Syphraea uberabensis is a small beetle whose adults and larvae feed on cane tibouchina in the beetle’s native region of Brazil. The state Departments of Agriculture and Land and Natural Resources are proposing the beetle’s release on state lands — starting with Maui and Hawaii Island — as a form of biocontrol against the invasive tibouchina and other related weeds.
“For a nasty weed like tibouchina, what we’re trying to do is . . . basically create more balance between the target tibouchina and the environment,” said Darcy Oishi, biological control section chief for the DOA. “It’s basically creating another tool to slow the weed down and allow more active and aggressive control mechanisms.”
A draft environmental assessment for the release of the beetle was published Thursday in the Office of Environmental Quality Control’s “The Environmental Notice.”

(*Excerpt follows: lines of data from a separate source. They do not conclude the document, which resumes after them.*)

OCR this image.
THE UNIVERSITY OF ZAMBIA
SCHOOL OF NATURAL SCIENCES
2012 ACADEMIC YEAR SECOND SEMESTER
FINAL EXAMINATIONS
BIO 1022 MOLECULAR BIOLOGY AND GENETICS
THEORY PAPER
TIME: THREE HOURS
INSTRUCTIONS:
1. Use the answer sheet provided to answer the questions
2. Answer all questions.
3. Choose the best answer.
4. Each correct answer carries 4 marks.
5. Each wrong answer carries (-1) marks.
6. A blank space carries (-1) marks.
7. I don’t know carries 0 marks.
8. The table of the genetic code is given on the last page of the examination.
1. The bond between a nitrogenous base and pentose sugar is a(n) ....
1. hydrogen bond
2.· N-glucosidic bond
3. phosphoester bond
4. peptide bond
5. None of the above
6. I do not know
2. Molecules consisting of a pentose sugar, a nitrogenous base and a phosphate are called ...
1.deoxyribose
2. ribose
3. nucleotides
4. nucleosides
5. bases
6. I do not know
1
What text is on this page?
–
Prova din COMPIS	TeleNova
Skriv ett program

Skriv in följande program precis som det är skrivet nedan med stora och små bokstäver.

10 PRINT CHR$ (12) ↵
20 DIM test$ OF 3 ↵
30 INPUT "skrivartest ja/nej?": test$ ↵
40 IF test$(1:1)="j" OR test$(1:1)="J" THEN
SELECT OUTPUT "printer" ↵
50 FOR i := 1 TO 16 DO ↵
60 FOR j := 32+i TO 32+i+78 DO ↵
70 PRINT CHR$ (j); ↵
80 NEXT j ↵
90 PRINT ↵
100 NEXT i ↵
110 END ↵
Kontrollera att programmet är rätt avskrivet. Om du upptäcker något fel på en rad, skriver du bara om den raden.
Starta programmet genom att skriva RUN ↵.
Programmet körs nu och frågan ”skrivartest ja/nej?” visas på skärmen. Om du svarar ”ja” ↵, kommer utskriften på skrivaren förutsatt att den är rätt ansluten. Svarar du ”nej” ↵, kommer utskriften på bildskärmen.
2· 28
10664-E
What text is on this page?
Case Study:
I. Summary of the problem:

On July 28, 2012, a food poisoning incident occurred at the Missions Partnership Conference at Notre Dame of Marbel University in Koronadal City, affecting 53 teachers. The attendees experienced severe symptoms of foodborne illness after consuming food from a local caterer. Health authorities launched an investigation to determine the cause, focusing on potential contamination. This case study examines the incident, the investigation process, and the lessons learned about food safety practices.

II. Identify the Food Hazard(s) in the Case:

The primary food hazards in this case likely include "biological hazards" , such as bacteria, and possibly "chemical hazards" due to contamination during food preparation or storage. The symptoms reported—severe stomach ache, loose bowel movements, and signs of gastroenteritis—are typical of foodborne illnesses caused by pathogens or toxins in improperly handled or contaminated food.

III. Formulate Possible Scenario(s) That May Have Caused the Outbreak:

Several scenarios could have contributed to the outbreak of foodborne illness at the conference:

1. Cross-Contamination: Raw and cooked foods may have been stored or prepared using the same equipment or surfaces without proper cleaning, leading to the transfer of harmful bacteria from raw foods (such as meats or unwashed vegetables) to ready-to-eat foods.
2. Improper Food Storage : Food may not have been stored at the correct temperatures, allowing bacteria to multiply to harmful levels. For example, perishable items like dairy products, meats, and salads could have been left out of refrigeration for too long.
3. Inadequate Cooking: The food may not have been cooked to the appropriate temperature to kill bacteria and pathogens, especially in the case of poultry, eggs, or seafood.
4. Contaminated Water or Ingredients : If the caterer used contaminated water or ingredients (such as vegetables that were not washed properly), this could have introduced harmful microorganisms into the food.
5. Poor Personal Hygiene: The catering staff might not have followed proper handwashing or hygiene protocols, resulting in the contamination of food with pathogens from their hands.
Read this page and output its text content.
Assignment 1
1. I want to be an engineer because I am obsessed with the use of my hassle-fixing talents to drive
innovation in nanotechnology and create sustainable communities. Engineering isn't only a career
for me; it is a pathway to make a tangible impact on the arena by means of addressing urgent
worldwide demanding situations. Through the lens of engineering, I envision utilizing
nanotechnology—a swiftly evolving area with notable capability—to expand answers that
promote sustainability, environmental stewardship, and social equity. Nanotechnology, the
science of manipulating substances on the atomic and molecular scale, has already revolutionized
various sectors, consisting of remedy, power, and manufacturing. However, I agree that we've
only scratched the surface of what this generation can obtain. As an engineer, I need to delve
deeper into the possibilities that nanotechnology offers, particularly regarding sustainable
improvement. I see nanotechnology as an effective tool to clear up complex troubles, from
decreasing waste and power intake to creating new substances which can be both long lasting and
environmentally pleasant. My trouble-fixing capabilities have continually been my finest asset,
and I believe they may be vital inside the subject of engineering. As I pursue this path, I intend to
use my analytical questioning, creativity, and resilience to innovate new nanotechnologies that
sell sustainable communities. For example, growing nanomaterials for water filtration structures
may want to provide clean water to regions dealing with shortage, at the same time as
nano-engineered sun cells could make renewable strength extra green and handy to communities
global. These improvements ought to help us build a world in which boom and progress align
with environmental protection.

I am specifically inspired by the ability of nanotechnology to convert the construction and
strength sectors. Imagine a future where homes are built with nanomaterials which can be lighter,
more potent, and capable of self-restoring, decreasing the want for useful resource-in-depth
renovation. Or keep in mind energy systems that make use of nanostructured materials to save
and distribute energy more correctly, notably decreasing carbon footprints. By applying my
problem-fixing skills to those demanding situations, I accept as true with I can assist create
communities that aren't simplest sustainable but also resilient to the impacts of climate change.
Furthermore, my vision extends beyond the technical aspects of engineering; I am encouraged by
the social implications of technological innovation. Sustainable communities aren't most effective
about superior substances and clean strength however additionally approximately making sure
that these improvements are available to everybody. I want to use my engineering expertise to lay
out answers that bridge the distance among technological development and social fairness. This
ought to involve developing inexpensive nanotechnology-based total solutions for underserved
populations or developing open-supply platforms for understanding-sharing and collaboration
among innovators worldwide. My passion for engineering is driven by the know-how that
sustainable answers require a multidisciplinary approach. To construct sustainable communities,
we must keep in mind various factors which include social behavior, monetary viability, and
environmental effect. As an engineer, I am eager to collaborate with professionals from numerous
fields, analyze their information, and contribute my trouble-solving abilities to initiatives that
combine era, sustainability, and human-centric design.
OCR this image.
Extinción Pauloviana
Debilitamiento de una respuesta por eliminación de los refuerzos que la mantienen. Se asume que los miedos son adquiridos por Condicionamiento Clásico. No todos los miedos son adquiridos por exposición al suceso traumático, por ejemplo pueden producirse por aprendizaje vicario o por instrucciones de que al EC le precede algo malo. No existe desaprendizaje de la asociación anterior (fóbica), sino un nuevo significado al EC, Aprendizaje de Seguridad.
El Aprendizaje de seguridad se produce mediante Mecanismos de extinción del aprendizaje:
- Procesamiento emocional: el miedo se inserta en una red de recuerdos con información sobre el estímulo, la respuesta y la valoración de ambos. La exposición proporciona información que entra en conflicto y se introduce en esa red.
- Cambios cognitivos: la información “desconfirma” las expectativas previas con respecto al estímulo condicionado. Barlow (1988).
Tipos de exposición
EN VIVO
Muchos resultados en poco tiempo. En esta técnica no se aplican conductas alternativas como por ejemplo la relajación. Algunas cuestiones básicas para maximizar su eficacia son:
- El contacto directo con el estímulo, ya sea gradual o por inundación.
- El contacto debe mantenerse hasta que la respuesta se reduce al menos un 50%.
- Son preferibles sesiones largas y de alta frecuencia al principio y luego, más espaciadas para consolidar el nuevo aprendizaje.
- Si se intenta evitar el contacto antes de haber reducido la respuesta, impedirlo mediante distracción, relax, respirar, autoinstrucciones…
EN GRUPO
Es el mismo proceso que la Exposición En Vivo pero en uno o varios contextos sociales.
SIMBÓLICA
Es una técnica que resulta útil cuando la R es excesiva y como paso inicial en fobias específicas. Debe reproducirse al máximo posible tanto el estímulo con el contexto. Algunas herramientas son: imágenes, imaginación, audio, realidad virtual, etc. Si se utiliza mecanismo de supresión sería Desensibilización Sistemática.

Cane tibouchina, known as Tibouchina herbacea, is a noxious weed native to southern Brazil, Uruguay and Paraguay. Its young stems are angled and hairy, with pink and purple flowers, and bright yellow anthers. Each plant can produce hundreds of seed capsules that can in turn produce up to 700 seeds the size of a grain of sand. These tiny seeds are easily dispersed through the wind or by wild animals, humans, vehicles or water.